After a screening of “Rise of the Planet of the Apes” (opening Aug. 5), my husband, Ron Magid, and I, were discussing Rupert Wyatt’s new film as Jewish parable – specifically a retelling of the biblical story of Moses—with Eric Greene, the Southern California regional director of the Progressive Jewish Alliance & Jewish Funds for Justice.
It might seem incongruous at first – a top Los Angeles civil rights activist (previously with the ACLU) who is also an internationally renowned “Apes” expert. But Eric is the author of “Planet of the Apes as American Myth: Race, Politics and Popular Culture,” and has widely lectured on how the original five films of the 1960s and ’70s served as an allegory of racial politics too taboo to directly address at the time.
Before you accuse us of geeking out, note that Entertainment Weekly, in its laudatory review of Eric’s book, advised readers to “Feel free to harrumph like Dr. Zaius, but Greene supports his arguments in interviews with the creators … after 187 well-considered pages, you’ll be scratching your head in humbled agreement.”
The post-screening discussion on the Fox lot was more tribal, since I asked Eric what Jewish values, if any, he perceived in the new film starring James Franco, Freida Pinto and Andy Serkis (“Lord of the Rings”), who portrays Caesar, a chimpanzee born hyper-intelligent—the result of laboratory testing of a new Alzheimer’s drug—who embarks on an epic journey.
Eric opined that “Rise” could be perceived as a retelling of the Moses story, with Serkis as a stand-in for the prophet. Like Moshe, Caesar is raised as a kind of pampered slave (in this case, by the scientist Will Rodman [Franco], who frequently leashes him), and is isolated from his own kind. He is horrified and enraged when he first witnesses the brutality with which humans treat apes (think Moses killing the Egyptian), and ultimately chooses to remain with his brethren rather than return to his previously comfortable life.

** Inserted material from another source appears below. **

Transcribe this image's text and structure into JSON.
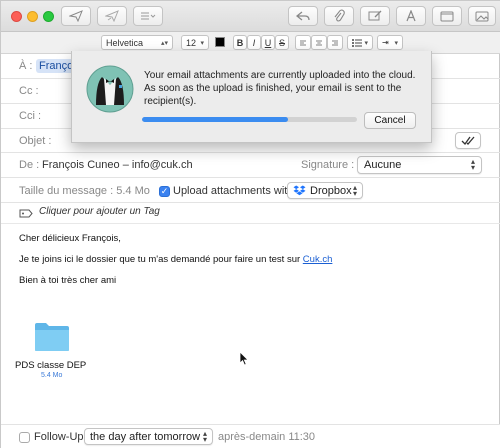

Story continues after the jump.
There’s a moment in “Rise of the Planet of the Apes” in which Caesar actually turns his back on Franco: “It’s like Charlton Heston in the movie version of ‘The Ten Commandments,’ saying, ‘My place is with my people,’ ” Eric said, quipping that “as a Jewish community professional, I should note that the Book version is better.” (Heston, incidentally, played Taylor, the captured astronaut in the original 1968 film.)
“Caesar as a Moses figure is also a direct parallel to the character of the chimpanzee, also named Caesar, in ‘Conquest of the Planet of the Apes’ , ” Eric continued, referring to the fourth of the five original films. “The filmmakers clearly studied that movie well, because the action mirrors a lot of what goes on in the new movie.”
“Caesar in ‘Conquest’ is basically a pampered slave who lives with a human. When he sees the condition of his fellow apes as slaves he has to make a choice: whether to return to his former life or to stay with his enslaved brothers and sisters. He chooses to turn his back on privilege and throw in his lot with them, becoming a liberator and eventually leads a revolution. The character embodies Moses’ story, and ‘Rise of the Planet of the Apes’ depicts the same evolution of the character.”
“Conquest” and “Battle for the Planet of the Apes” may appear cheesy to non-“Apes” fans, but as EW said, “In [Eric’s] eyes, those violent, militaristic flicks symbolize the rise of the black-liberation movement and the resultant anxieties of white liberals. How’s them bananas?”
As we were walking out of the Zanuck Theater, one reviewer was loudly dissing the first “Apes” film as campier than Charlton Heston shouting, “Take your stinking paws off me, you damned, dirty Ape!” I pointed this out to Eric, who shrugged, and said, “Some people vote Republican.”